Oregon Governor Kate Brown Tests The Limits of Policy and Politics

Oregon Governor Kate Brown Tests The Limits Of Policy and Politics

Is it legal in Oregon to use public funds for a political purpose? Not according to the governor’s own ethics policy. According to the governor’s own internal "political activities" policy, "employees are expressly prohibited from using any work time or any state resources to conduct political activities."
However, during the 2016 Democratic National Convention in Philadelphia, Pennsylvania, Oregon taxpayers paid a heavy price for partisan presidential politics. As a pledged party superdelegate and endorser of Hillary Clinton, Governor Kate Brown and her entourage racked up $5,089 in bills at Hotel Sofitel, and $1,659 in additional hotel charges at The Wyndham hotel, parking, and car rentals. Another $3,633 in round-trip airfare and baggage fees was spent.
Oregon taxpayers were never reimbursed for the five-figure bill totaling $10,381. Since these charges were billed to state credit cards, the expenditures were hidden until our auditors at OpenTheBooks.com requested them via the Oregon open records laws.
To learn more, review the governor’s state calendar and credit card expenditures during July 2016 at the Democratic National Convention in Philadelphia, click here.
Over the course of the last two years, we found that Kate Brown has a troubling pattern of mixing taxpayer funded trips and campaign fundraising events.
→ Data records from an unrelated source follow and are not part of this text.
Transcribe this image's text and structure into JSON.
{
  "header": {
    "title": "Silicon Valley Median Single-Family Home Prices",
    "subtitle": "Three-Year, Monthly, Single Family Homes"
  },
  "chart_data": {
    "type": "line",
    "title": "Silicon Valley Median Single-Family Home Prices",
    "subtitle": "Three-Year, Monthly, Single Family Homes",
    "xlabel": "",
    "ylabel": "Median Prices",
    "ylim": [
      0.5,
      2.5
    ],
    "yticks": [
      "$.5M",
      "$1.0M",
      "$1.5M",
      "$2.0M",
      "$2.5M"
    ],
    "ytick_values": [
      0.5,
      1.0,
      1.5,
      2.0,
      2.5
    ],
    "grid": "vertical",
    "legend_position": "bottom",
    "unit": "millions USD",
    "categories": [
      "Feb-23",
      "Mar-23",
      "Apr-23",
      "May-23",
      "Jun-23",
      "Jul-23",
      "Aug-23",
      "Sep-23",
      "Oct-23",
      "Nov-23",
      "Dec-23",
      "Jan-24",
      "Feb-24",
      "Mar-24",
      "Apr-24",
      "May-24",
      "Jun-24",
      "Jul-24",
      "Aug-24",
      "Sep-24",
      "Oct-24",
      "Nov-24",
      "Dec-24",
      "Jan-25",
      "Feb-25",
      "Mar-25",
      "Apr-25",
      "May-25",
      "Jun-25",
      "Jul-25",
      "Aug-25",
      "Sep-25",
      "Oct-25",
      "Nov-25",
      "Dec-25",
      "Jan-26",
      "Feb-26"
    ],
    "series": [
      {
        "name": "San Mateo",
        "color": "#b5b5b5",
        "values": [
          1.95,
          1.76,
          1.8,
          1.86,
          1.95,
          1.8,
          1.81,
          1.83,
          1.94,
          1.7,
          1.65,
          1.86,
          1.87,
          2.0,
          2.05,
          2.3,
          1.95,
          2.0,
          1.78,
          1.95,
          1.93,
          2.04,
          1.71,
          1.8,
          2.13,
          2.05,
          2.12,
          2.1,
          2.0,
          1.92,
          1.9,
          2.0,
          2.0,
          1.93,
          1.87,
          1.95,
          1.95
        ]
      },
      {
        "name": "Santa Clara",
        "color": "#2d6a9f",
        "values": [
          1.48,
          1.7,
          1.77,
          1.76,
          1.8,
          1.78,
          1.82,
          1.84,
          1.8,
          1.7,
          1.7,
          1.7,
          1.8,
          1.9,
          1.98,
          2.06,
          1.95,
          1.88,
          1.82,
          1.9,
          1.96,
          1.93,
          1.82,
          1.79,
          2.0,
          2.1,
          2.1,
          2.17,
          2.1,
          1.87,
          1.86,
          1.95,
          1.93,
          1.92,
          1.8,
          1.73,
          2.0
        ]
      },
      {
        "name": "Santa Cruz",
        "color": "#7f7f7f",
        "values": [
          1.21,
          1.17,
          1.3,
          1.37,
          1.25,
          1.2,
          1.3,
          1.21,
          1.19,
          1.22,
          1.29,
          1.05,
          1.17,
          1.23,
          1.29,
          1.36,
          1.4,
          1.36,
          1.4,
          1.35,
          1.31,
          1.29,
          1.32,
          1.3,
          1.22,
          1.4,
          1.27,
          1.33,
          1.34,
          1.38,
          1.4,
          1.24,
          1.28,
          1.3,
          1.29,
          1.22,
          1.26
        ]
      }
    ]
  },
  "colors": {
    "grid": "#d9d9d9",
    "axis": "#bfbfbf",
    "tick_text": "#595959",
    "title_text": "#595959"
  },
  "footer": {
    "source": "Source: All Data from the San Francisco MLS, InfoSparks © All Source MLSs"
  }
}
Recently, at Forbes, we showcased taxpayer financed travel. On some taxpayer subsidized trips, the governor did one state event and up to 12 campaign events.
Last spring, we wrote about the governors practice of using state agency resources and employees to log and redact from disclosure the details of 500 campaign events on her official state calendar since 2015.
A troubling pattern is emerging: Gov. Kate Brown blurred the lines between state agency resources and campaign activities.

Note: All documents referenced in this piece were produced by the Oregon Office of Governor subject to the open records law.